Mathematica gives a nutty result for $P[n]$ which evaluates to $P[n]=\dfrac 1 2,~\forall n > 0$

There's probably a simple way to explain this.

and when multiplied by $\left(\dfrac 1 2\right)^{2n+1}$ results in $\dfrac 1 2$ as seen

We can look at this a little differently and see if it's revealing at all.

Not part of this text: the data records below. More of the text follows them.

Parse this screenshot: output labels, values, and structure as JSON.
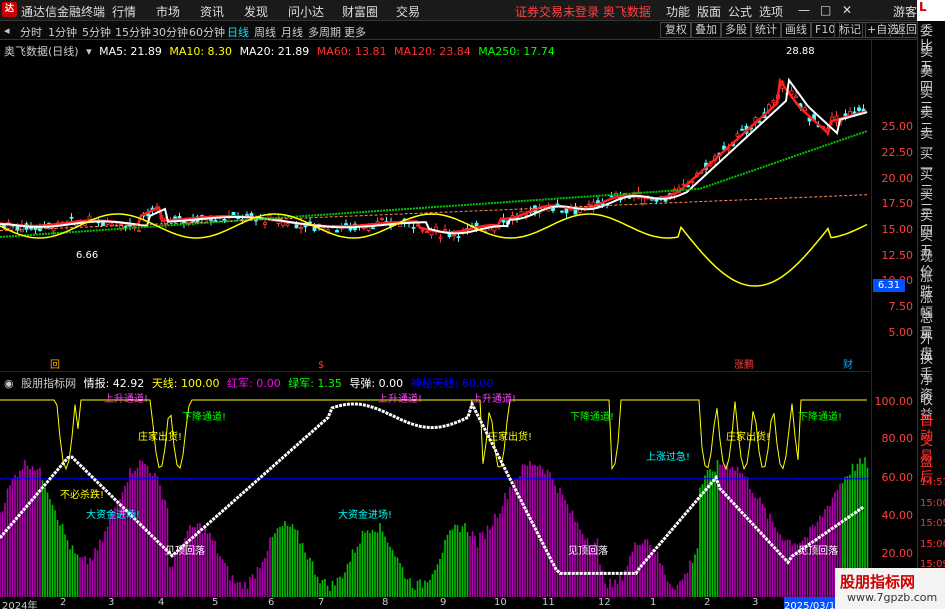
{
  "app": {
    "logo": "达",
    "title": "通达信金融终端",
    "menus": [
      "行情",
      "市场",
      "资讯",
      "发现",
      "问小达",
      "财富圈",
      "交易"
    ],
    "status": "证券交易未登录",
    "stock_name": "奥飞数据",
    "right": [
      "功能",
      "版面",
      "公式",
      "选项"
    ],
    "user": "游客",
    "corner": "L"
  },
  "toolbar": {
    "periods": [
      "分时",
      "1分钟",
      "5分钟",
      "15分钟",
      "30分钟",
      "60分钟",
      "日线",
      "周线",
      "月线",
      "多周期",
      "更多"
    ],
    "active": "日线",
    "right": [
      "复权",
      "叠加",
      "多股",
      "统计",
      "画线",
      "F10",
      "标记",
      "+自选",
      "返回"
    ]
  },
  "main": {
    "title": "奥飞数据(日线)",
    "ma": [
      {
        "label": "MA5: 21.89",
        "color": "#ffffff"
      },
      {
        "label": "MA10: 8.30",
        "color": "#ffff00"
      },
      {
        "label": "MA20: 21.89",
        "color": "#ffffff"
      },
      {
        "label": "MA60: 13.81",
        "color": "#ff3030"
      },
      {
        "label": "MA120: 23.84",
        "color": "#ff3030"
      },
      {
        "label": "MA250: 17.74",
        "color": "#00ff00"
      }
    ],
    "high_label": "28.88",
    "low_label": "6.66",
    "yticks": [
      "25.00",
      "22.50",
      "20.00",
      "17.50",
      "15.00",
      "12.50",
      "10.00",
      "7.50",
      "5.00"
    ],
    "current": "6.31",
    "markers": [
      "回",
      "$",
      "涨鹏",
      "财"
    ]
  },
  "indicator": {
    "name": "股朋指标网",
    "items": [
      {
        "label": "情报: 42.92",
        "color": "#ffffff"
      },
      {
        "label": "天线: 100.00",
        "color": "#ffff00"
      },
      {
        "label": "红军: 0.00",
        "color": "#ff00ff"
      },
      {
        "label": "绿军: 1.35",
        "color": "#00ff00"
      },
      {
        "label": "导弹: 0.00",
        "color": "#ffffff"
      },
      {
        "label": "神秘天线: 60.00",
        "color": "#0000ff"
      }
    ],
    "yticks": [
      "100.00",
      "80.00",
      "60.00",
      "40.00",
      "20.00"
    ],
    "annotations": [
      "上升通道!",
      "下降通道!",
      "庄家出货!",
      "不必杀跌!",
      "大资金进场!",
      "见顶回落",
      "大资金进场!",
      "上升通道!",
      "上升通道!",
      "庄家出货!",
      "下降通道!",
      "上涨过急!",
      "庄家出货!",
      "下降通道!",
      "见顶回落",
      "见顶回落"
    ]
  },
  "dates": [
    "2024年",
    "2",
    "3",
    "4",
    "5",
    "6",
    "7",
    "8",
    "9",
    "10",
    "11",
    "12",
    "1",
    "2",
    "3",
    "2025/03/11/二"
  ],
  "side": [
    "委比",
    "卖五",
    "卖四",
    "卖三",
    "卖二",
    "卖一",
    "买一",
    "买二",
    "买三",
    "买四",
    "买五",
    "现价",
    "涨跌",
    "涨幅",
    "总量",
    "外盘",
    "换手",
    "净资",
    "收益",
    "自动",
    "交易",
    "盘后",
    "14:57",
    "15:00",
    "15:05",
    "15:06",
    "15:09",
    "15:10"
  ],
  "watermark": {
    "line1": "股朋指标网",
    "line2": "www.7gpzb.com"
  },
  "chart_data": {
    "type": "line",
    "title": "奥飞数据(日线)",
    "ylim": [
      5,
      28.88
    ],
    "series": [
      {
        "name": "MA5",
        "values": []
      }
    ]
  }
}
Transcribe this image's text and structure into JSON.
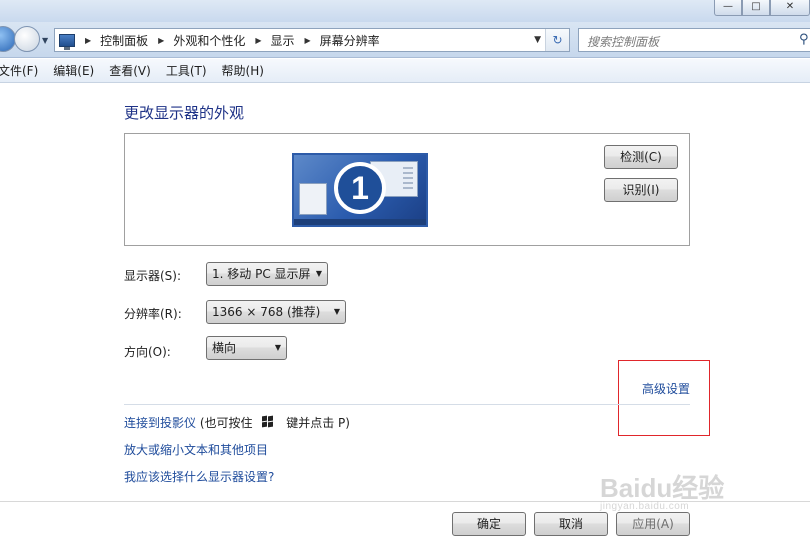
{
  "window": {
    "minimize": "—",
    "maximize": "□",
    "close": "✕"
  },
  "address_bar": {
    "crumbs": [
      "控制面板",
      "外观和个性化",
      "显示",
      "屏幕分辨率"
    ],
    "refresh_glyph": "↻"
  },
  "search": {
    "placeholder": "搜索控制面板"
  },
  "menu": [
    "文件(F)",
    "编辑(E)",
    "查看(V)",
    "工具(T)",
    "帮助(H)"
  ],
  "main": {
    "title": "更改显示器的外观",
    "monitor_number": "1",
    "detect_button": "检测(C)",
    "identify_button": "识别(I)",
    "display_label": "显示器(S):",
    "display_value": "1. 移动 PC 显示屏",
    "resolution_label": "分辨率(R):",
    "resolution_value": "1366 × 768 (推荐)",
    "orientation_label": "方向(O):",
    "orientation_value": "横向",
    "advanced_link": "高级设置",
    "projector_link": "连接到投影仪",
    "projector_hint_prefix": "(也可按住",
    "projector_hint_suffix": "键并点击 P)",
    "text_size_link": "放大或缩小文本和其他项目",
    "which_settings_link": "我应该选择什么显示器设置?"
  },
  "footer": {
    "ok": "确定",
    "cancel": "取消",
    "apply": "应用(A)"
  },
  "watermark": {
    "brand": "Baidu经验",
    "url": "jingyan.baidu.com"
  },
  "colors": {
    "link": "#1e4b9b",
    "title": "#1e3287",
    "highlight_box": "#e0262b"
  }
}
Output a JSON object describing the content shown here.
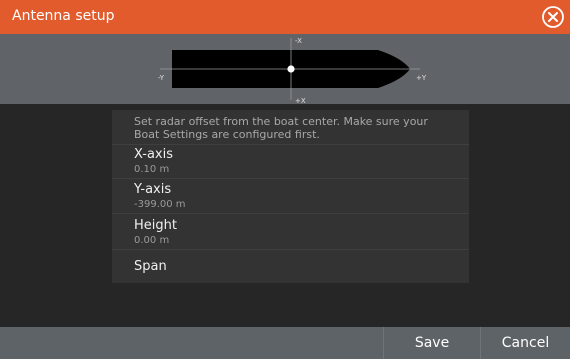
{
  "window": {
    "title": "Antenna setup",
    "accent_color": "#e25b2c",
    "close_icon": "close-circle-icon"
  },
  "diagram": {
    "minus_x_label": "-X",
    "plus_x_label": "+X",
    "minus_y_label": "-Y",
    "plus_y_label": "+Y"
  },
  "panel": {
    "description": "Set radar offset from the boat center. Make sure your Boat Settings are configured first.",
    "rows": [
      {
        "label": "X-axis",
        "value": "0.10 m"
      },
      {
        "label": "Y-axis",
        "value": "-399.00 m"
      },
      {
        "label": "Height",
        "value": "0.00 m"
      },
      {
        "label": "Span",
        "value": ""
      }
    ]
  },
  "footer": {
    "save_label": "Save",
    "cancel_label": "Cancel"
  }
}
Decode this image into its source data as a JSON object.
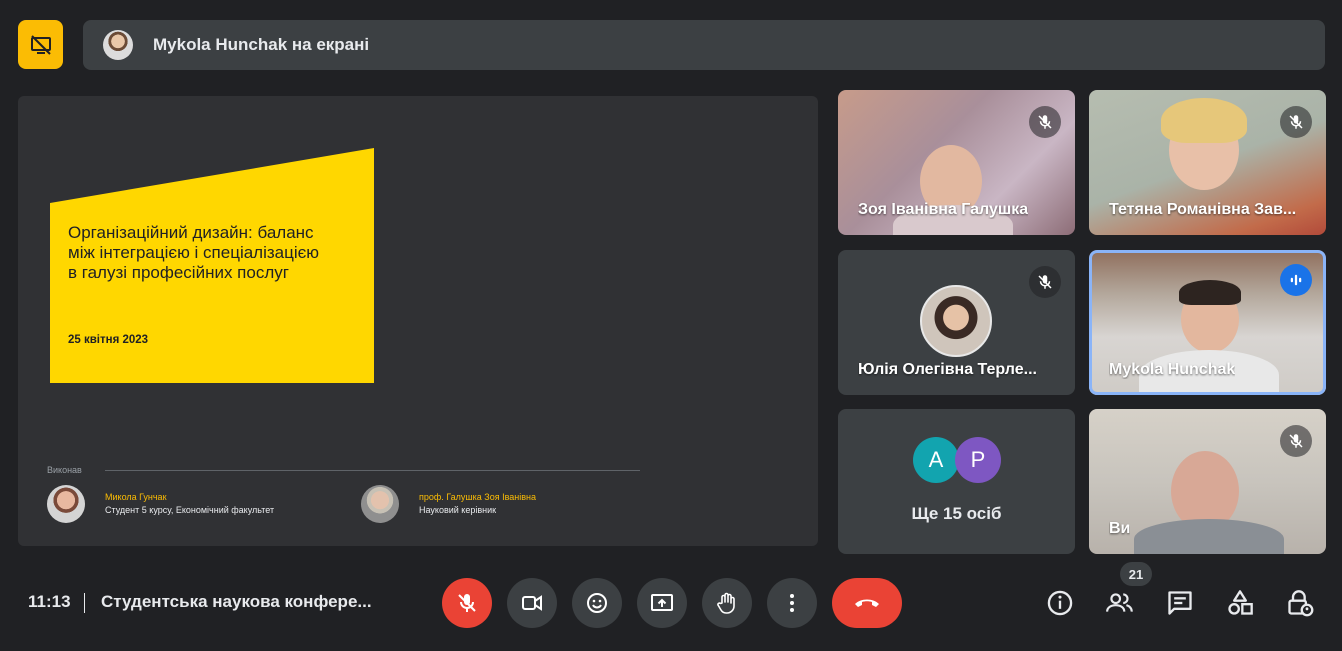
{
  "top": {
    "presenting_text": "Mykola Hunchak на екрані"
  },
  "slide": {
    "title": "Організаційний дизайн: баланс між інтеграцією і спеціалізацією в галузі професійних послуг",
    "date": "25 квітня 2023",
    "performed_by": "Виконав",
    "people": [
      {
        "name": "Микола Гунчак",
        "role": "Студент 5 курсу, Економічний факультет"
      },
      {
        "name": "проф. Галушка Зоя Іванівна",
        "role": "Науковий керівник"
      }
    ]
  },
  "tiles": [
    {
      "name": "Зоя Іванівна Галушка"
    },
    {
      "name": "Тетяна Романівна Зав..."
    },
    {
      "name": "Юлія Олегівна Терле..."
    },
    {
      "name": "Mykola Hunchak"
    },
    {
      "more_label": "Ще 15 осіб",
      "avatars": [
        "A",
        "P"
      ]
    },
    {
      "name": "Ви"
    }
  ],
  "bottom": {
    "clock": "11:13",
    "meeting_title": "Студентська наукова конфере...",
    "participants_count": "21"
  },
  "colors": {
    "accent_yellow": "#fbbc04",
    "slide_yellow": "#ffd700",
    "danger_red": "#ea4335",
    "active_blue": "#8ab4f8",
    "avatar_a": "#12a4af",
    "avatar_p": "#7e57c2"
  }
}
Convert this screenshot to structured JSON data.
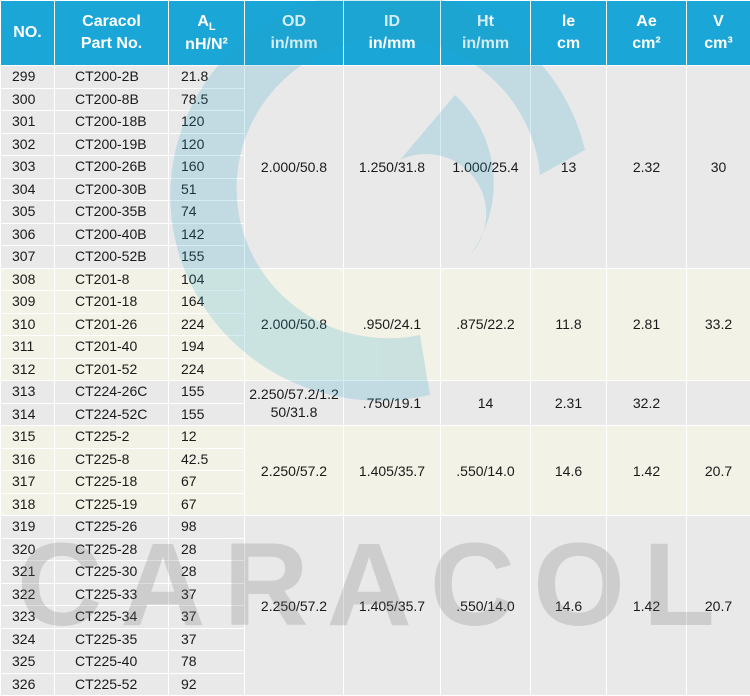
{
  "headers": {
    "no": "NO.",
    "part_line1": "Caracol",
    "part_line2": "Part No.",
    "al_main": "A",
    "al_sub": "L",
    "al_unit": "nH/N²",
    "od_line1": "OD",
    "od_line2": "in/mm",
    "id_line1": "ID",
    "id_line2": "in/mm",
    "ht_line1": "Ht",
    "ht_line2": "in/mm",
    "le_line1": "le",
    "le_line2": "cm",
    "ae_line1": "Ae",
    "ae_line2": "cm²",
    "v_line1": "V",
    "v_line2": "cm³"
  },
  "watermark": {
    "text": "CARACOL"
  },
  "groups": [
    {
      "od": "2.000/50.8",
      "id": "1.250/31.8",
      "ht": "1.000/25.4",
      "le": "13",
      "ae": "2.32",
      "v": "30",
      "rows": [
        {
          "no": "299",
          "part": "CT200-2B",
          "al": "21.8"
        },
        {
          "no": "300",
          "part": "CT200-8B",
          "al": "78.5"
        },
        {
          "no": "301",
          "part": "CT200-18B",
          "al": "120"
        },
        {
          "no": "302",
          "part": "CT200-19B",
          "al": "120"
        },
        {
          "no": "303",
          "part": "CT200-26B",
          "al": "160"
        },
        {
          "no": "304",
          "part": "CT200-30B",
          "al": "51"
        },
        {
          "no": "305",
          "part": "CT200-35B",
          "al": "74"
        },
        {
          "no": "306",
          "part": "CT200-40B",
          "al": "142"
        },
        {
          "no": "307",
          "part": "CT200-52B",
          "al": "155"
        }
      ]
    },
    {
      "od": "2.000/50.8",
      "id": ".950/24.1",
      "ht": ".875/22.2",
      "le": "11.8",
      "ae": "2.81",
      "v": "33.2",
      "rows": [
        {
          "no": "308",
          "part": "CT201-8",
          "al": "104"
        },
        {
          "no": "309",
          "part": "CT201-18",
          "al": "164"
        },
        {
          "no": "310",
          "part": "CT201-26",
          "al": "224"
        },
        {
          "no": "311",
          "part": "CT201-40",
          "al": "194"
        },
        {
          "no": "312",
          "part": "CT201-52",
          "al": "224"
        }
      ]
    },
    {
      "od": "2.250/57.2/1.2 50/31.8",
      "id": ".750/19.1",
      "ht": "14",
      "le": "2.31",
      "ae": "32.2",
      "v": "",
      "rows": [
        {
          "no": "313",
          "part": "CT224-26C",
          "al": "155"
        },
        {
          "no": "314",
          "part": "CT224-52C",
          "al": "155"
        }
      ]
    },
    {
      "od": "2.250/57.2",
      "id": "1.405/35.7",
      "ht": ".550/14.0",
      "le": "14.6",
      "ae": "1.42",
      "v": "20.7",
      "rows": [
        {
          "no": "315",
          "part": "CT225-2",
          "al": "12"
        },
        {
          "no": "316",
          "part": "CT225-8",
          "al": "42.5"
        },
        {
          "no": "317",
          "part": "CT225-18",
          "al": "67"
        },
        {
          "no": "318",
          "part": "CT225-19",
          "al": "67"
        }
      ]
    },
    {
      "od": "2.250/57.2",
      "id": "1.405/35.7",
      "ht": ".550/14.0",
      "le": "14.6",
      "ae": "1.42",
      "v": "20.7",
      "rows": [
        {
          "no": "319",
          "part": "CT225-26",
          "al": "98"
        },
        {
          "no": "320",
          "part": "CT225-28",
          "al": "28"
        },
        {
          "no": "321",
          "part": "CT225-30",
          "al": "28"
        },
        {
          "no": "322",
          "part": "CT225-33",
          "al": "37"
        },
        {
          "no": "323",
          "part": "CT225-34",
          "al": "37"
        },
        {
          "no": "324",
          "part": "CT225-35",
          "al": "37"
        },
        {
          "no": "325",
          "part": "CT225-40",
          "al": "78"
        },
        {
          "no": "326",
          "part": "CT225-52",
          "al": "92"
        }
      ]
    }
  ]
}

$P[\text{A tosses more heads than B in $n+1$ tosses}]=\\

P[\text{A tosses more heads than B in $n$ tosses}] + \dfrac 1 2 P[\text{A has tossed the same number of heads as B in $n$ tosses}]$

$P[\text{A has tossed the same number of heads as B in $n$ tosses} = \dbinom{2n}{n} \left(\dfrac 1 2\right)^{2n}$

$P[\text{A tosses more heads than B in $n$ tosses}] = \dfrac{2^{2n}-\dbinom{2n}{n}}{2} \left(\dfrac 1 2 \right)^{2n}$

$P[\text{A tosses more heads than B in $n+1$ tosses}]=\\

\dfrac{2^{2n}-\dbinom{2n}{n}}{2} \left(\dfrac 1 2 \right)^{2n} + \dfrac 1 2 \cdot \dbinom{2n}{n} \left(\dfrac 1 2\right)^{2n} =\\~\\

\left(2^{2n}-\dbinom{2n}{n}\right) \left(\dfrac 1 2\right)^{2n+1} + \dbinom{2n}{n} \left(\dfrac 1 2 \right)^{2n+1} = \\~\\

2^{2n} \cdot \left(\dfrac 1 2\right)^{2n+1} = \dfrac 1 2$

That answer is not dependent on the amount of coins. I want to know whether the probability of having more heads from two more tosses depends on the amount of tosses. It does. The sequence is:

P (A gets more heads from two tosses than B from zero) = 3/4

P (A gets more heads from three tosses than B from one) = 3/4 - 1/16 = 11/16

P (A gets more heads from four tosses than B from two) = 3/4 - 1/16 - 1/32 = 21/32

Each term is the previous term minus half of the last part of the previous part. Can somebody write that in Sigma notation?